Nokia execs will dominate new leadership team but Alcatel-Lucent Submarine Networks will not be sold
Nokia executives will continue to dominate the board of the company if its £11.2 billion takeover of Alcatel-Lucent is completed, although the Finnish firm will not sell off the Alcatel-Lucent Submarine Networks (ALSN) subsidiary.
The new company will be divided into five units, with all operating as separate business groups with strategic, operational and financial responsibilities and reporting to Nokia CEO Rajeev Suri.
Mobile Networks will be headed up by Samih Elhag, current CFO and COO of Nokia, Fixed Networks will be led by Federico Guillén, who holds the same role at Alcatel Lucent, Applications and Analytics will be championed by current Alcatel president of IP platforms and the chief of IP/Optical Networks will be Basil Alwan, who serves as president of IP Routing and Transport at the French firm.
There will be no change at Nokia Technologies, whose president will remain Ramzi Haidamus, while ALSN, which operates hundreds of kilometres of undersea cables, will continue to remain a subsidiary of the new firm.

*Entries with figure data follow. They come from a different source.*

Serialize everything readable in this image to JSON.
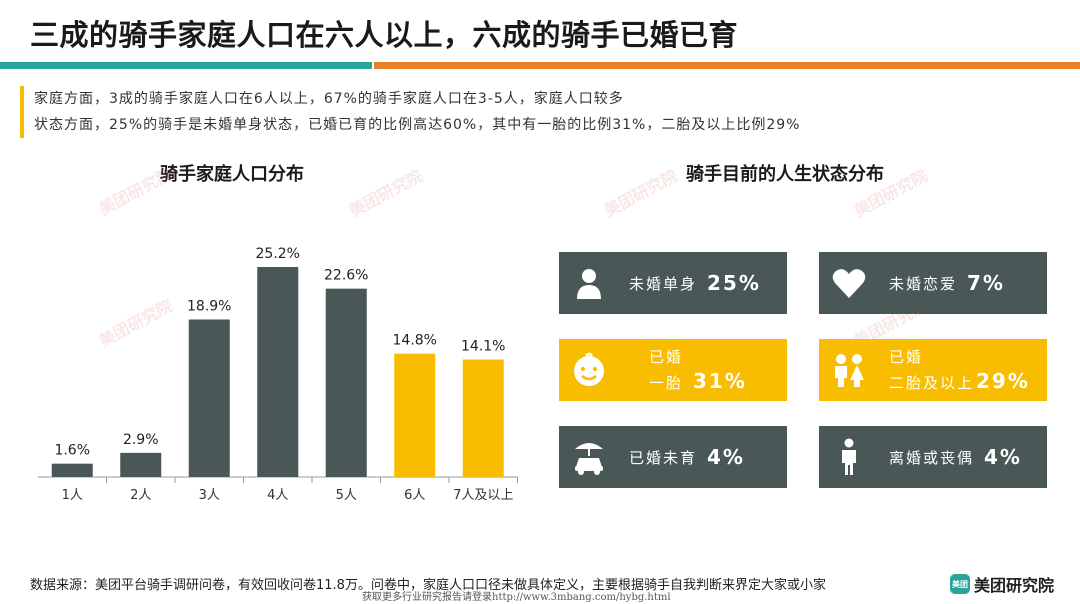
{
  "title": "三成的骑手家庭人口在六人以上，六成的骑手已婚已育",
  "summary": {
    "line1": "家庭方面，3成的骑手家庭人口在6人以上，67%的骑手家庭人口在3-5人，家庭人口较多",
    "line2": "状态方面，25%的骑手是未婚单身状态，已婚已育的比例高达60%，其中有一胎的比例31%，二胎及以上比例29%"
  },
  "left_chart_title": "骑手家庭人口分布",
  "right_chart_title": "骑手目前的人生状态分布",
  "chart_data": {
    "type": "bar",
    "categories": [
      "1人",
      "2人",
      "3人",
      "4人",
      "5人",
      "6人",
      "7人及以上"
    ],
    "values": [
      1.6,
      2.9,
      18.9,
      25.2,
      22.6,
      14.8,
      14.1
    ],
    "data_labels": [
      "1.6%",
      "2.9%",
      "18.9%",
      "25.2%",
      "22.6%",
      "14.8%",
      "14.1%"
    ],
    "bar_colors": [
      "#4a5757",
      "#4a5757",
      "#4a5757",
      "#4a5757",
      "#4a5757",
      "#f8bd00",
      "#f8bd00"
    ],
    "title": "骑手家庭人口分布",
    "xlabel": "",
    "ylabel": "",
    "ylim": [
      0,
      25.2
    ],
    "grid": false,
    "legend": "none"
  },
  "status_cards": [
    {
      "label": "未婚单身",
      "value": "25%",
      "icon": "person-icon",
      "color": "#4a5757"
    },
    {
      "label": "未婚恋爱",
      "value": "7%",
      "icon": "heart-icon",
      "color": "#4a5757"
    },
    {
      "label": "已婚",
      "label2": "一胎",
      "value": "31%",
      "icon": "baby-face-icon",
      "color": "#f8bd00"
    },
    {
      "label": "已婚",
      "label2": "二胎及以上",
      "value": "29%",
      "icon": "two-children-icon",
      "color": "#f8bd00"
    },
    {
      "label": "已婚未育",
      "value": "4%",
      "icon": "car-umbrella-icon",
      "color": "#4a5757"
    },
    {
      "label": "离婚或丧偶",
      "value": "4%",
      "icon": "standing-person-icon",
      "color": "#4a5757"
    }
  ],
  "watermark": "美团研究院",
  "footer": {
    "source": "数据来源：美团平台骑手调研问卷，有效回收问卷11.8万。问卷中，家庭人口口径未做具体定义，主要根据骑手自我判断来界定大家或小家",
    "download_note": "获取更多行业研究报告请登录http://www.3mbang.com/hybg.html",
    "brand_logo": "美团",
    "brand": "美团研究院"
  }
}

“Our goal is to position each business group for clear leadership in its particular market and to create a combined portfolio that provides the scope and scale our customers expect, underpinned by a strong focus on innovation, quality and superb execution,” explained Suri.
“We aim for all our business groups to be innovation leaders, drawing on the combined company’s unparalleled R&D capabilities to deliver leading products and services for our customers, and ultimately ensure the company’s long-term value creation.”
However despite the relatively even distribution of business heads, things are little different elsewhere. Current Nokia executives will serve as the combined firm’s CFO, chief strategy officer (CSO), chief marketing officer (CMO), chief legal officer (CLO), chief customer operations officer (CCOO), chief innovation & operating officer (CIOO), chief human resources officer (CHRO).
The EU has already given its blessing to the transaction after being satisfied the merger would not distort competition in the telecoms network equipment market.
A merger between the two firms had long been mooted and it is hoped the new Nokia can become a European networking giant better equipped to compete with rivals and aid telecom firms and large enterprises cope with fixed, mobile, cloud and IoT growth.
Nokia hopes to complete the transaction early next year if it clears all of the regulatory hurdles as it puts all of its eggs firmly in one network basket following the sale of its devices business to Microsoft and the offloading of HERE Maps to a consortium of German car makers.